In Conversation With… Hollow

An interview series with participating artists and artist collectives of the event: archive of futures II by Montag Modus, July 2023. These conversations are to give a deeper understanding on artists’ working methodologies, their thoughts on the dichotomy of East and West, and in particular, the works they present at Montag Modus’ archive of futures II. Interviews were conducted with Przemek Kamiński, Alicja Rogalska, Marta Ziółek, and Hollow by curator and art historian Zsu Zsuró on the occasion of the event.

The whole interview with Hollow is available on KAJET Digital.



The charged energy of community and the presence of cold darkness concurrently linger around the complex artworks of Hollow. Initiated by Gyula Muskovics, Tamás Páll, and Viktor Szeri, the collective aims to create liminal spaces between real life and the digital realm, present and future. They do so by balancing on the threshold of theories of dystopia and utopia. Playfully creative yet sublime performance pieces emerge from an ever-changing dynamic of such dichotomy. Since 2018 Hollow challenges the Hungarian and, more recently, the CEE regional and European audiences on perceptions about the world that surrounds us.

In search of a more honest worldview, Hollow tries to find ways of expression by merging the fields of the digital realm, performativity, academic theory and visual arts with visceral senses of perception as well as memory. In the form of the Archive, story-telling and narrative continuation between artworks both characterise their working methods.

Hollow entered the art scene of Hungary with Phoenix in 2018, a multi-faceted performance piece at an abandoned supermarket. Breaking the rigid perceptions on art-making with queer methodologies, this work immediately drew attention on the collective.

Summit, their 2019 piece had a great focus on the involvement of audiences and therefore the actual day of performance was preceded by a weeks-long community building with quizzes, chat groups with organisers, and choreography-learning. This way, not only the collective, but several contemporary dancers, and a wider audience were all part of the experience. 

Hollow just debuted their latest performance piece Aura at Trafó House, Budapest. They had the opportunity to further develop the piece during a residency organised in cooperation with Montag Modus at Bergen Kunsthall, Norway. As a result they will show this new version in Berlin at the archive of futures II performance exhibition organised by Montag Modus. The event is realised in search for a better (or rather realistic) future with the tools of performance art. Against the backdrop of Polish and Hungarian perspectives, artists are invited to imagine subversive alternative realities in spite of prevailing hostile cultural ideologies.

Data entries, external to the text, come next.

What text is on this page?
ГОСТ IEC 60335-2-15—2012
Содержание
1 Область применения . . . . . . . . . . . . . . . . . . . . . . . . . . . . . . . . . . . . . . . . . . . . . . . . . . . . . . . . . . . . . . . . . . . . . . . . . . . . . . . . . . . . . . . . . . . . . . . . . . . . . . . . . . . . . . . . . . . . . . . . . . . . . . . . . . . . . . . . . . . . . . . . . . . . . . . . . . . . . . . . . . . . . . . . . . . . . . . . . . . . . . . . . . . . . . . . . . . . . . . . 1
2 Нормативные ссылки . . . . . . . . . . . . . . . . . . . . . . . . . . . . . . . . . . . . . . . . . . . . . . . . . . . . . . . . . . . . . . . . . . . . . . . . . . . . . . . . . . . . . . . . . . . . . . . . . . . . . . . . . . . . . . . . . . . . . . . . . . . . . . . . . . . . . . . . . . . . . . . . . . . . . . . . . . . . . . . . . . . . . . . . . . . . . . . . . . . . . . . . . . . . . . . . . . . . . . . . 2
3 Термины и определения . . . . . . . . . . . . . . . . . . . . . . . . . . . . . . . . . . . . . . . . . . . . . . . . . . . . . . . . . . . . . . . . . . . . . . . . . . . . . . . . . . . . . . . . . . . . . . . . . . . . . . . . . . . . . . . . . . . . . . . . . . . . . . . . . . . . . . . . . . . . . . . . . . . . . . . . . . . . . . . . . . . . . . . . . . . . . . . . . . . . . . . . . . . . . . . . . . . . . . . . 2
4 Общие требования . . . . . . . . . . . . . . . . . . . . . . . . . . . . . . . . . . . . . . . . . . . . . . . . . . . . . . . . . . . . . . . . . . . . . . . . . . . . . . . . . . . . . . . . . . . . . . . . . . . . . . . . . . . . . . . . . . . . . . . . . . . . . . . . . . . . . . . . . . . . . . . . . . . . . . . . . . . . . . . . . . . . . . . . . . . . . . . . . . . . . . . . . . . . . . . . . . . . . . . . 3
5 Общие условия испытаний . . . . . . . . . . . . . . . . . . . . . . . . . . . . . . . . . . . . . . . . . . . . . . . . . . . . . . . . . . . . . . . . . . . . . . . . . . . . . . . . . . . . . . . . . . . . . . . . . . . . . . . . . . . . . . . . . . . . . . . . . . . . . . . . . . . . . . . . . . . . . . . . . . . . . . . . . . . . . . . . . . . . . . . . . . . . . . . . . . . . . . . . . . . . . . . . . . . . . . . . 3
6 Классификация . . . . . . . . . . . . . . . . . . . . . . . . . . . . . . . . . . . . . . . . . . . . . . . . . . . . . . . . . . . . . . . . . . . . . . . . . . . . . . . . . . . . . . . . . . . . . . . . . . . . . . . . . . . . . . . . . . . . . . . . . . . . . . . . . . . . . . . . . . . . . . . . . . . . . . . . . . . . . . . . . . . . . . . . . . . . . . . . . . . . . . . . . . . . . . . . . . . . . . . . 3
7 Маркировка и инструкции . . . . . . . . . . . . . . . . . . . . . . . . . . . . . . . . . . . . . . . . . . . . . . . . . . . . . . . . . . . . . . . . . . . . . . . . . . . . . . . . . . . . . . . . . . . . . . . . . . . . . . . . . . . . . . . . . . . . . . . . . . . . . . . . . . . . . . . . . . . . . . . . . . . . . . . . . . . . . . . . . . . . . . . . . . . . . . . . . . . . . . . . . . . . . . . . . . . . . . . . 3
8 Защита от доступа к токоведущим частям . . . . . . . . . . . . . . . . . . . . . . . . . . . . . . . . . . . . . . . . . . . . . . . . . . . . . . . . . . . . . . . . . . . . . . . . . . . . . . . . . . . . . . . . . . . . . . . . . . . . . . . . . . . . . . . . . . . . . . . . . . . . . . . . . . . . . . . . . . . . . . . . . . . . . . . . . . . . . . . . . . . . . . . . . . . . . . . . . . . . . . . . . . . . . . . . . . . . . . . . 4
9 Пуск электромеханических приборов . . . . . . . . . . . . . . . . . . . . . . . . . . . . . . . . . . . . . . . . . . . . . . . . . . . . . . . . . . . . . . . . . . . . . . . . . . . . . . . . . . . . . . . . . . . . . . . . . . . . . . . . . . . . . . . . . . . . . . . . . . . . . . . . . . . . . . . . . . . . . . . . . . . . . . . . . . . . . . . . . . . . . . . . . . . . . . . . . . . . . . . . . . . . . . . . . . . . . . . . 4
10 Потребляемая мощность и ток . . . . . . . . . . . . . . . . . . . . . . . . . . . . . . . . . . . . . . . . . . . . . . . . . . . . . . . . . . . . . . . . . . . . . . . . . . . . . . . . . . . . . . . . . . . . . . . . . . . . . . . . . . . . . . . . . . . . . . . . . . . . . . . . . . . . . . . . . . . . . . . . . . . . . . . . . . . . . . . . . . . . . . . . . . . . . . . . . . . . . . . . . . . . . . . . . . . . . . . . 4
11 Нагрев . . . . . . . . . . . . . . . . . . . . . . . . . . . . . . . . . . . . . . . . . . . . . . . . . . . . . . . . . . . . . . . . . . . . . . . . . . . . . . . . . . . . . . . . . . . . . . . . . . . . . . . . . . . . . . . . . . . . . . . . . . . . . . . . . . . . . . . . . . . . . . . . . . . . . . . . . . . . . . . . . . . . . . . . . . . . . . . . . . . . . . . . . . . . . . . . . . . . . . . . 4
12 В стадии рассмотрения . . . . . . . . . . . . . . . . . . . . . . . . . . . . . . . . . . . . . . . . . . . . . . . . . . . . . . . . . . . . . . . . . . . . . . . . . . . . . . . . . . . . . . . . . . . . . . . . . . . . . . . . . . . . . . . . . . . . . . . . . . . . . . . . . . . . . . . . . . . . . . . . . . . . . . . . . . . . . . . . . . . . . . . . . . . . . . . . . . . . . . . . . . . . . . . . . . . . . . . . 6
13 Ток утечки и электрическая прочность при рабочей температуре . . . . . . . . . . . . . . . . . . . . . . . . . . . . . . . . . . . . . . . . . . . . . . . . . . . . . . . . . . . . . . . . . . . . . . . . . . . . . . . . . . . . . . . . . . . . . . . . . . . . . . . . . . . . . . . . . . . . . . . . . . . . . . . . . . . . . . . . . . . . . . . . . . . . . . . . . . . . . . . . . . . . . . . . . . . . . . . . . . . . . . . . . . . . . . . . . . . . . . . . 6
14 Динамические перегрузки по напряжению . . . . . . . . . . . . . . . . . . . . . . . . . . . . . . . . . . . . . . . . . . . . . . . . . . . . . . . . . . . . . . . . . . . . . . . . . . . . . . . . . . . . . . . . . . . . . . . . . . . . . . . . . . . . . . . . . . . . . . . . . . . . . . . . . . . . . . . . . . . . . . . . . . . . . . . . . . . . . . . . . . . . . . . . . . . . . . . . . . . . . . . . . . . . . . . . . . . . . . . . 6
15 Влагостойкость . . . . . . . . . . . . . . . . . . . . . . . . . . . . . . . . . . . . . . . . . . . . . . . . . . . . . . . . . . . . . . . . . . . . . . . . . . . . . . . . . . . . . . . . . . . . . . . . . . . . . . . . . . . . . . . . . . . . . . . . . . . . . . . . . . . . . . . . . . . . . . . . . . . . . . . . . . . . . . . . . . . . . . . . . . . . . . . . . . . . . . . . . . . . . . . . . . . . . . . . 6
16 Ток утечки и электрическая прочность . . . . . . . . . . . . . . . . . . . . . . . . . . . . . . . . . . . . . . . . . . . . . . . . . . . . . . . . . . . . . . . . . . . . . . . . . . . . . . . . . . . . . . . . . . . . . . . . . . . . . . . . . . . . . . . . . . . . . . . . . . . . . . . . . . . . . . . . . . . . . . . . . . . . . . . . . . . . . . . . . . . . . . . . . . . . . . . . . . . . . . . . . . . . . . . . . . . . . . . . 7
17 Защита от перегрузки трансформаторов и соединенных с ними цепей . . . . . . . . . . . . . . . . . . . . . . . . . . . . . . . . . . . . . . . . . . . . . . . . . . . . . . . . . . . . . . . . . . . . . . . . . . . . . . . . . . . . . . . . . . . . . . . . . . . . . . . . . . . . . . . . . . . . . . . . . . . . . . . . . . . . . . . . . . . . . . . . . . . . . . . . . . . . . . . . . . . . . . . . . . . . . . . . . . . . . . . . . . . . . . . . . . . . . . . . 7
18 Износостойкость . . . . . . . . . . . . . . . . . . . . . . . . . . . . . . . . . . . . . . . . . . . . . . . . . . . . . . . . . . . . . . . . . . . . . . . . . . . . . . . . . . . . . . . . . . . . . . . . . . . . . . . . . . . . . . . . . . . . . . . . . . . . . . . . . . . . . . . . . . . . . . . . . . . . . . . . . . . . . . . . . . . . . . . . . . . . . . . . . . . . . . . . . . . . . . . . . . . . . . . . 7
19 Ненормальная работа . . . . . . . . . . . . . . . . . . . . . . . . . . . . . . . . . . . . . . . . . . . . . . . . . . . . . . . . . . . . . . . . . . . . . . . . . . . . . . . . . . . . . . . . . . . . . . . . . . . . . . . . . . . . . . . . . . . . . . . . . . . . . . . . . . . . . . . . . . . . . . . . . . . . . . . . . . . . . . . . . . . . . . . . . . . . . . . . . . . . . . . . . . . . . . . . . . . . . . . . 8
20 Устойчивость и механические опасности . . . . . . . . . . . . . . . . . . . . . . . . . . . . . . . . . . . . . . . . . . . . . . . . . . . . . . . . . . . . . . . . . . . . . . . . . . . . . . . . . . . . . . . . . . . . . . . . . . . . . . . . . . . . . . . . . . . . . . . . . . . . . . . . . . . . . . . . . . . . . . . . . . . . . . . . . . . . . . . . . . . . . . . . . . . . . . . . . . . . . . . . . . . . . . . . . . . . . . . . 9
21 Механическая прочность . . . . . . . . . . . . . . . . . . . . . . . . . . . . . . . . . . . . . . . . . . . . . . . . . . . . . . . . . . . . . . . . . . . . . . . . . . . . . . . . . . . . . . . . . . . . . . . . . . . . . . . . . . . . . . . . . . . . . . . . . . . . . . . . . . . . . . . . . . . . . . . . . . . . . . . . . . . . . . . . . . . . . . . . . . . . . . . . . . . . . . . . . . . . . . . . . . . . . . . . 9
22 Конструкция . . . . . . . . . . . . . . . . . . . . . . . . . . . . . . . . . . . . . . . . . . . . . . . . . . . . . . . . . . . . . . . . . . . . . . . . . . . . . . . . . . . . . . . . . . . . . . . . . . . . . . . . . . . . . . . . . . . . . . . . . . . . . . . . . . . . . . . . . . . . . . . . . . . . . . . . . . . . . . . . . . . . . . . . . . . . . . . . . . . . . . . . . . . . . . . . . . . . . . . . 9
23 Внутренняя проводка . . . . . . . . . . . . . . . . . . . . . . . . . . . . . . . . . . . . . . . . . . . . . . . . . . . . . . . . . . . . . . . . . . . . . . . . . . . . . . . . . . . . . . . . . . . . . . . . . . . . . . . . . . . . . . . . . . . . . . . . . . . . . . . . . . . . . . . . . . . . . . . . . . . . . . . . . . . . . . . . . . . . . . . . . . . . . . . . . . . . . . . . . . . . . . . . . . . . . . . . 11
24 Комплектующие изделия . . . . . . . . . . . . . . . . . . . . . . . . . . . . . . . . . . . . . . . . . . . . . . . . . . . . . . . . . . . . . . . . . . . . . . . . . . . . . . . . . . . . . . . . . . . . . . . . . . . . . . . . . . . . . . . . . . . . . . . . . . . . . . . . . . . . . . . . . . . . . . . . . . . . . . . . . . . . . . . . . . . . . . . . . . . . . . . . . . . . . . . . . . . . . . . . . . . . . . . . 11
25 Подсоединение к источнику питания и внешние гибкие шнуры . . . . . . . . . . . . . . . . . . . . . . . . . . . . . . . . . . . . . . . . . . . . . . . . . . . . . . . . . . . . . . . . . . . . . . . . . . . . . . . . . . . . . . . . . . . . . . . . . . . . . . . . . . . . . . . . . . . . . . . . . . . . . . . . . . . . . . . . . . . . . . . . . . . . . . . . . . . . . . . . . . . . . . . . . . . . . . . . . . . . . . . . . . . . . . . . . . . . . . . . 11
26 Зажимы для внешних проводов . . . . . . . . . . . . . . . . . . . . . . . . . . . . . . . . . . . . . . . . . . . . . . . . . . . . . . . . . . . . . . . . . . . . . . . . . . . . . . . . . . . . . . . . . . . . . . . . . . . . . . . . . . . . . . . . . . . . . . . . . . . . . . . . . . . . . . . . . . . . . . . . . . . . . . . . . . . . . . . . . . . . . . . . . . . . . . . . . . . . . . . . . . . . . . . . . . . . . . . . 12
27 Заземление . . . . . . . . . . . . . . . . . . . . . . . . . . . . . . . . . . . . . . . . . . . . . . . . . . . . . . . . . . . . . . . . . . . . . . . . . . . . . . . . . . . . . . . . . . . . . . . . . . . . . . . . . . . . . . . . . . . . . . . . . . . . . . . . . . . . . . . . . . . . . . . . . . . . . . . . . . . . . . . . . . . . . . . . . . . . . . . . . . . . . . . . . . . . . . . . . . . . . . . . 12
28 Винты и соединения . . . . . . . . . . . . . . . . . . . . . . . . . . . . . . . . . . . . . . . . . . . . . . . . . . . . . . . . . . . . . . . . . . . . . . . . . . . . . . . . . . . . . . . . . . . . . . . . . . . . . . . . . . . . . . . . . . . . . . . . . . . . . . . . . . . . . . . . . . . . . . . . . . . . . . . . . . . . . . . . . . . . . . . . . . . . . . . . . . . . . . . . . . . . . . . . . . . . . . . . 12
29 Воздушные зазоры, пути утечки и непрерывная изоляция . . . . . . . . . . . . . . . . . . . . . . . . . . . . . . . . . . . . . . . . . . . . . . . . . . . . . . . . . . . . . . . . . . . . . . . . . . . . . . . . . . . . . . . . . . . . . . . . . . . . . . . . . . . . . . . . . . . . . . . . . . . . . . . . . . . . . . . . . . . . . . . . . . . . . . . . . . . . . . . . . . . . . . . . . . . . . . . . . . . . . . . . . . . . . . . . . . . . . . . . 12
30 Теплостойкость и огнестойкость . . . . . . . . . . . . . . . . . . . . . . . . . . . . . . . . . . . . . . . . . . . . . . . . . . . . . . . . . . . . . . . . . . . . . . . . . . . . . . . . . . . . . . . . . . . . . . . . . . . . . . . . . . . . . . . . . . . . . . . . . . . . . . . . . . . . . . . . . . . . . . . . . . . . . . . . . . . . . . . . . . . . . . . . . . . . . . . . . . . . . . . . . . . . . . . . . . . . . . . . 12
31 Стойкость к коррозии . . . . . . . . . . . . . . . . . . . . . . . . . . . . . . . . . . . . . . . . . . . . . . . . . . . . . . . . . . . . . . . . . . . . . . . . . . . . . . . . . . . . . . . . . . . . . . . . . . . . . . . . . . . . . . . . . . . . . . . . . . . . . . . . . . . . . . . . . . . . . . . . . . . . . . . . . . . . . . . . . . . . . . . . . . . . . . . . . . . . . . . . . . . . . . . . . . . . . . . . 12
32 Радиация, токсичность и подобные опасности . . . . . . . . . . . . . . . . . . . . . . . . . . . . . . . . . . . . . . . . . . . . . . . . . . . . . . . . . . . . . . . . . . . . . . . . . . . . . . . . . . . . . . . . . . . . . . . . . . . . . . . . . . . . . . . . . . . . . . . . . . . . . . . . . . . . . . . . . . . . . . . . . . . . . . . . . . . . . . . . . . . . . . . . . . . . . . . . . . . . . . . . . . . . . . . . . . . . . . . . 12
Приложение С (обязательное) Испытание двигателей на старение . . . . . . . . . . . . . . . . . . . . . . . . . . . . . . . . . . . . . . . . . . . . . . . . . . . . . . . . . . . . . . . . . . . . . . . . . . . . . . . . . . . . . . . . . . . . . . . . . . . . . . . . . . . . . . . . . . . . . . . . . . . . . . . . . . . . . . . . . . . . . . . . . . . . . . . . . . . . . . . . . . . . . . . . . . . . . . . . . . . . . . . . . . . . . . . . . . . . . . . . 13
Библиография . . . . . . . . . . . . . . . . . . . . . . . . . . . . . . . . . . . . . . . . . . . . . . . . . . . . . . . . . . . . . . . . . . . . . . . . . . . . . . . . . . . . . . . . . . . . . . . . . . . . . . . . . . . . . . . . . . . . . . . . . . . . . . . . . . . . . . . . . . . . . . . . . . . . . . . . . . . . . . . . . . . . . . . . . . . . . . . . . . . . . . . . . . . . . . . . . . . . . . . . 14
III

Hollow embodies the shared hallucinations of dancer and choreographer Viktor Szeri, media artist and game designer Tamás Páll, and curator and writer Gyula Muskovics. They have been working collectively since 2018, combining their visible and immaterial forces with sound and game mechanics to create immersive environments and cross-reality experiences. They merge the methodologies of contemporary dance with poetics, new media, augmented reality, and live action role-play to build world prototypes where the dominant systems of consensual reality can be questioned and modified. Hollow has worked on topics such as queer cruising, the hyperspace, millennial cults, the radicalization of the gamer subculture, among others, and performed at venues such as Trafó House of Contemporary Arts (Budapest, HU), MeetFactory (Prague, CZ) or Donaufestival (Krems, AT).

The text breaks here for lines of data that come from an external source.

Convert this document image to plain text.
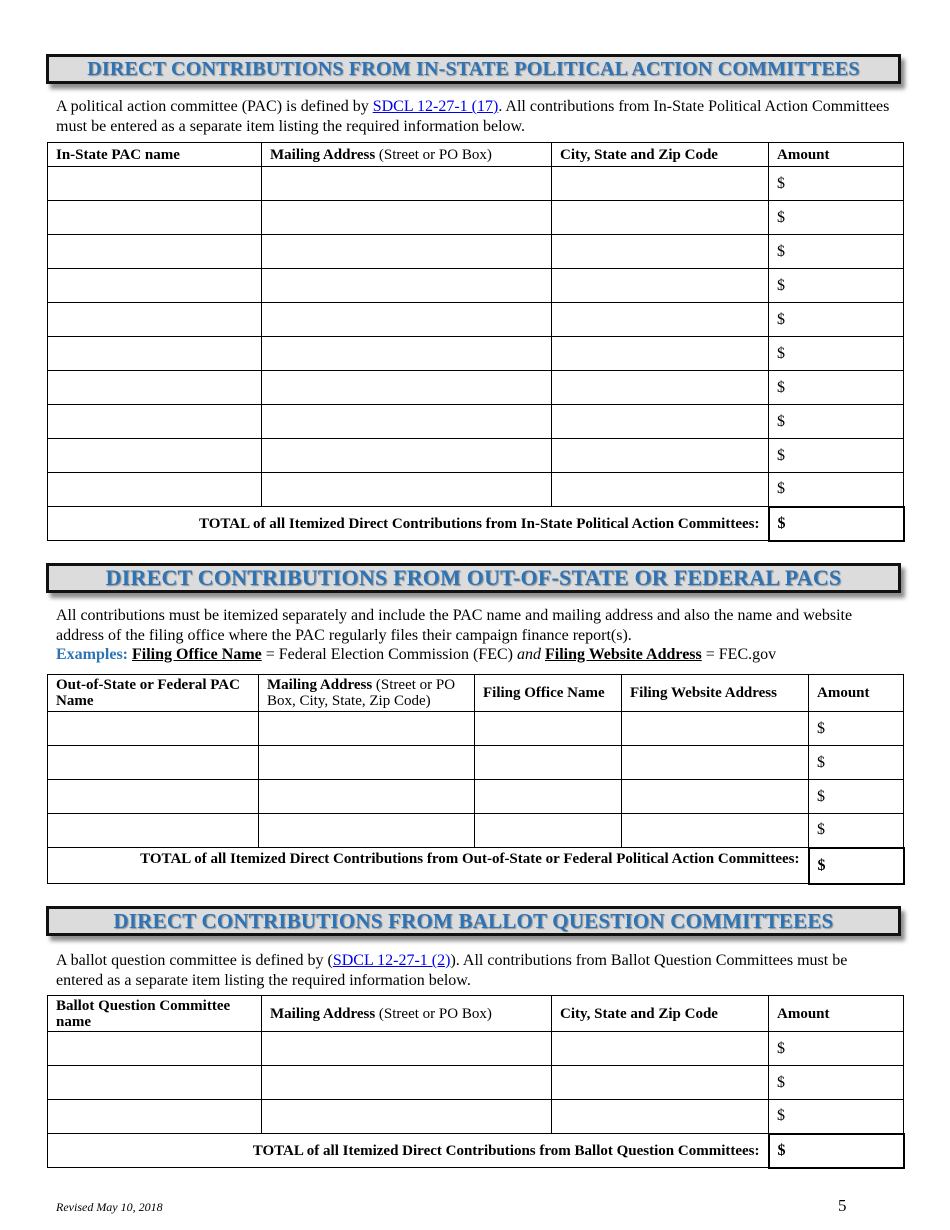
DIRECT CONTRIBUTIONS FROM IN-STATE POLITICAL ACTION COMMITTEES
A political action committee (PAC) is defined by SDCL 12-27-1 (17). All contributions from In-State Political Action Committees must be entered as a separate item listing the required information below.
In-State PAC name	Mailing Address (Street or PO Box)	City, State and Zip Code	Amount
			$
			$
			$
			$
			$
			$
			$
			$
			$
			$
TOTAL of all Itemized Direct Contributions from In-State Political Action Committees:			$
DIRECT CONTRIBUTIONS FROM OUT-OF-STATE OR FEDERAL PACS
All contributions must be itemized separately and include the PAC name and mailing address and also the name and website address of the filing office where the PAC regularly files their campaign finance report(s).
Examples: Filing Office Name = Federal Election Commission (FEC) and Filing Website Address = FEC.gov
Out-of-State or Federal PAC Name	Mailing Address (Street or PO Box, City, State, Zip Code)	Filing Office Name	Filing Website Address	Amount
				$
				$
				$
				$
TOTAL of all Itemized Direct Contributions from Out-of-State or Federal Political Action Committees:				$
DIRECT CONTRIBUTIONS FROM BALLOT QUESTION COMMITTEEES
A ballot question committee is defined by (SDCL 12-27-1 (2)). All contributions from Ballot Question Committees must be entered as a separate item listing the required information below.
Ballot Question Committee name	Mailing Address (Street or PO Box)	City, State and Zip Code	Amount
			$
			$
			$
TOTAL of all Itemized Direct Contributions from Ballot Question Committees:			$
Revised May 10, 2018	5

Zsuzsanna Zsuró is an art historian and curator with work experience in cultural institutions and relevant knowledge on contemporary art and culture. As a PhD candidate, she is researching socially engaged art practices in the Hungarian diaspora. Zsuro is specialized in modern and contemporary art theory and practice; cultural policy; alternative art institutional strategies; decolonisation in the CEE region. Zsuro writes to cultural publications as well as presents at conferences locally and internationally. She has created exhibitions such as ‘Resisting Erasure: Queer Art in Hungary’ in Cologne (DE) and ‘Let’s Alter The Narrative’ at Tate Modern, London (UK); was curator of artistic projects like ‘AUDITION’ critically acclaimed by Vogue and Dazed; and created residency programmes such as Project Hu (Ghost Relics) in London (UK). She also has an experience working in major cultural institutions such as the Victoria & Albert Museum in London and the Ludwig Museum – Museum of Contemporary Art in Budapest.